Подполковник возвращался в часть из госпиталя. Это было ещё советское время.
Выписали во второй половине дня. Пока дождался утреннего обхода, потом заключительного медицинского осмотра и долгожданного вердикта: «Годен к лётной работе без ограничений» Пока добрался на электричке до узловой железнодорожной станции, уже вечерело. В нужную сторону, все поезда ушли, а очередной был только утром.
Ночевать на вокзале, в комнате отдыха совсем не было желания. Остался единственный вариант, и подполковник по шпалам оправился на выезд со станции, чтобы пороситься пассажиром в заднюю кабину локомотива товарного поезда.
В те времена к военным относились с уважением, и машинисты знали, что у военных лётчиков напрочь отсутствует обезьянья привычка бездумно нажимать кнопки и включать какие либо тумблеры. Поэтому не опасались оставлять их в задней кабине без присмотра.
Подполковник подошёл к стоящему под парами локомотиву.
- Ребята, подвезите до дома, в часть возвращаюсь, - обратился он к выглянувшему из окна локомотива механику.
Трудно сказать, почему вид подполковника машинисту не понравился. То ли смутили большие звёзды на погонах, то ли он был не в настроении. А может, вспомнил нехорошего начальника, когда служил в армии.
- Не положено, - отрезал механик и скрылся в глубине кабины.

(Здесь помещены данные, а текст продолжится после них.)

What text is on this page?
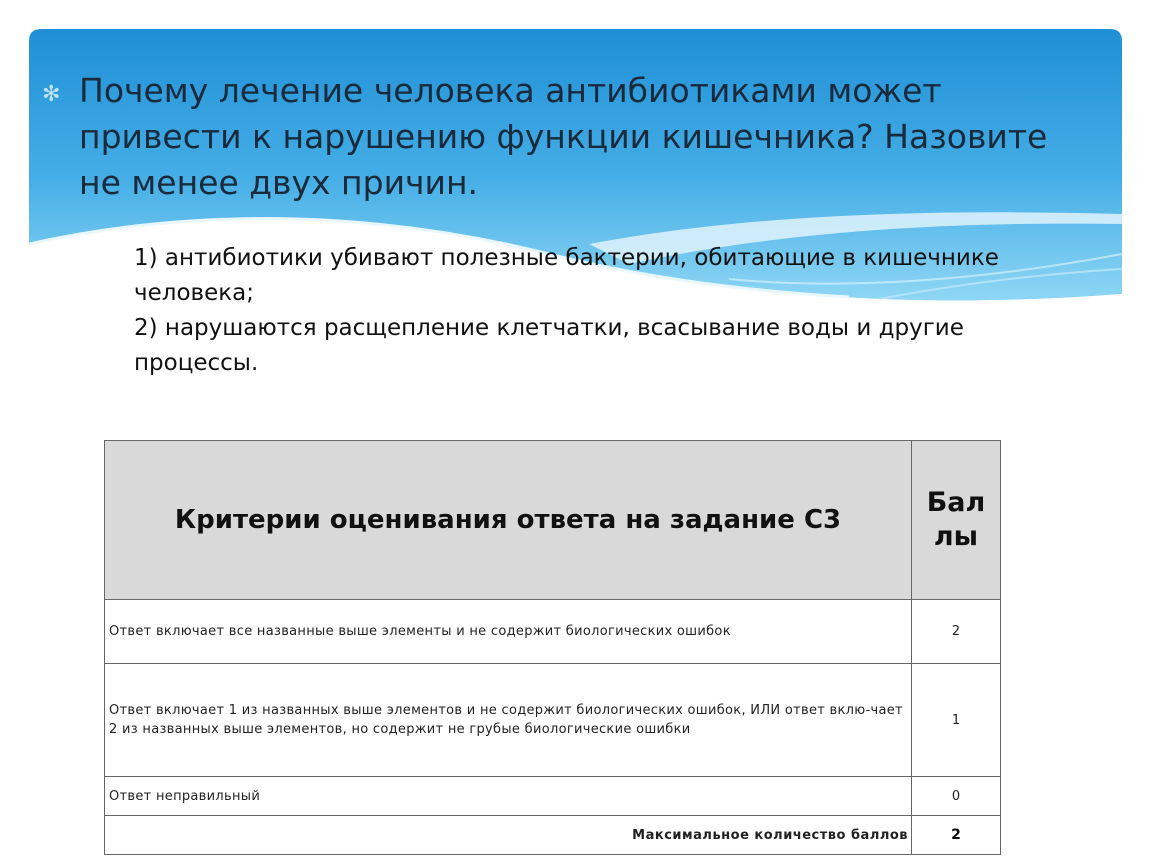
✻ Почему лечение человека антибиотиками может привести к нарушению функции кишечника? Назовите не менее двух причин.
1) антибиотики убивают полезные бактерии, обитающие в кишечнике человека;
2) нарушаются расщепление клетчатки, всасывание воды и другие процессы.
Критерии оценивания ответа на задание С3	Бал
лы

Ответ включает все названные выше элементы и не содержит биологических ошибок	2
Ответ включает 1 из названных выше элементов и не содержит биологических ошибок, ИЛИ ответ вклю-чает 2 из названных выше элементов, но содержит не грубые биологические ошибки	1
Ответ неправильный	0
Максимальное количество баллов	2
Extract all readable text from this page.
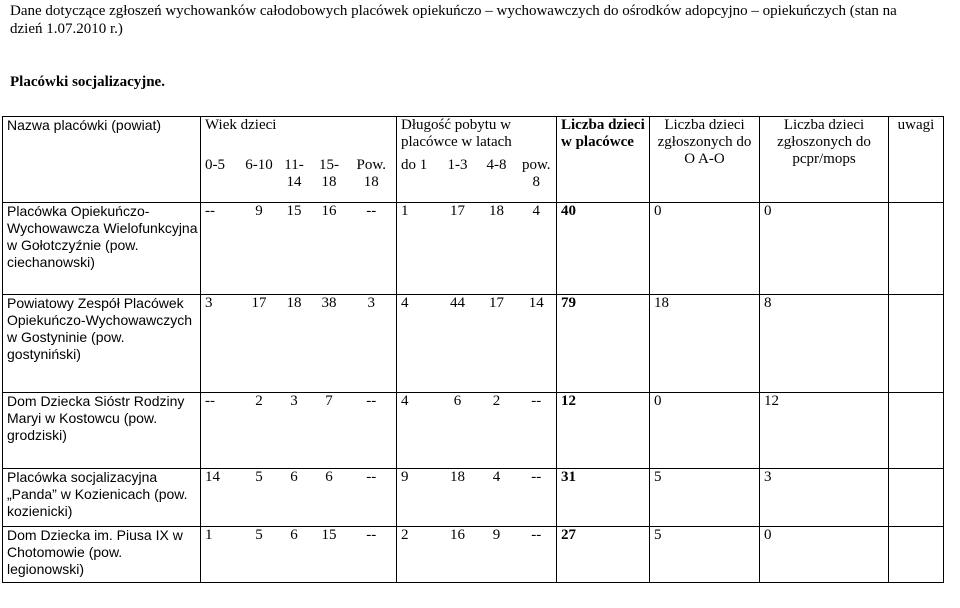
Dane dotyczące zgłoszeń wychowanków całodobowych placówek opiekuńczo – wychowawczych do ośrodków adopcyjno – opiekuńczych (stan na dzień 1.07.2010 r.)
Placówki socjalizacyjne.
Nazwa placówki (powiat)	Wiek dzieci					Długość pobytu w placówce w latach				Liczba dzieci w placówce	Liczba dzieci zgłoszonych do O A-O	Liczba dzieci zgłoszonych do pcpr/mops	uwagi
	0-5	6-10	11-14	15-18	Pow. 18	do 1	1-3	4-8	pow. 8				
Placówka Opiekuńczo-Wychowawcza Wielofunkcyjna w Gołotczyźnie (pow. ciechanowski)	--	9	15	16	--	1	17	18	4	40	0	0	
Powiatowy Zespół Placówek Opiekuńczo-Wychowawczych w Gostyninie (pow. gostyniński)	3	17	18	38	3	4	44	17	14	79	18	8	
Dom Dziecka Sióstr Rodziny Maryi w Kostowcu (pow. grodziski)	--	2	3	7	--	4	6	2	--	12	0	12	
Placówka socjalizacyjna „Panda” w Kozienicach (pow. kozienicki)	14	5	6	6	--	9	18	4	--	31	5	3	
Dom Dziecka im. Piusa IX w Chotomowie (pow. legionowski)	1	5	6	15	--	2	16	9	--	27	5	0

На улице уже становилось совсем темно, дул пронизывающий морозный ветер. Лишь красный сигнал светофора давал надежду уговорить машиниста.
Подполковник закурил, поглядывая на закрытое окно кабины тепловоза, переминаясь с ноги на ногу. В осенних армейских ботинках было зябко стоять на обледеневшей железнодорожной насыпи.
Наконец форточка вновь открылась:
- Что ты ту стоишь? Я же сказал, не положено нам брать посторонних в кабину. Запрещено.
- Да мне тут не далеко, всего 4 часа ходу, до Поповки – с надеждой в голосе произнёс подполковник, - вы же там всё равно останавливаетесь.
-Ха. 4 часа! Прошлый раз мы с Михалычем дошли до Поповки без малого за 8 часов. Эдак ты быстрее доедешь с утра на скором.
- Нету билетов на скорый, спрашивал, потому и пришёл сюда.
- Ну, а мы тут причём? Не положено, слышал?
- Да слышал, - скептически произнёс подполковник. Он, было, повернулся в сторону станции. Но остановился и, глянув на машиниста спросил:
- Ну а сало то у вас хоть есть?
В форточке теперь уже появилась и удивлённая рожа помощника машиниста:
- А зачем тебе сало?
- Да жопу смажу, прицеплюсь к крайнему вагону и доеду по рельсам – саркастически выдал подполковник.
- Ха-ха-ха, - расхохотались машинисты, - ну раз ты такой весёлый, садись, подвезём. Только на станциях в окне не маячь. Нам неприятности не нужны.
Кресло машиниста не удобное, спать в нём почти невозможно. Локомотив натужно ревёт мощными дизелями, оглашая пустынную, прозябшую, бесконечную ночную степь, и состав неспешно тянется по уходящей во мрак одноколейной железной дороге. Его мотает из стороны в сторону на неровных рельсах. Но, в кабине тепло, даже жарко, можно курить с открытой форточкой и в полудрёме предаваться размышлениям о суетности жизни, с каждым километром приближаясь к жене, к детям, к прежним заботам и проблемам воинской службы.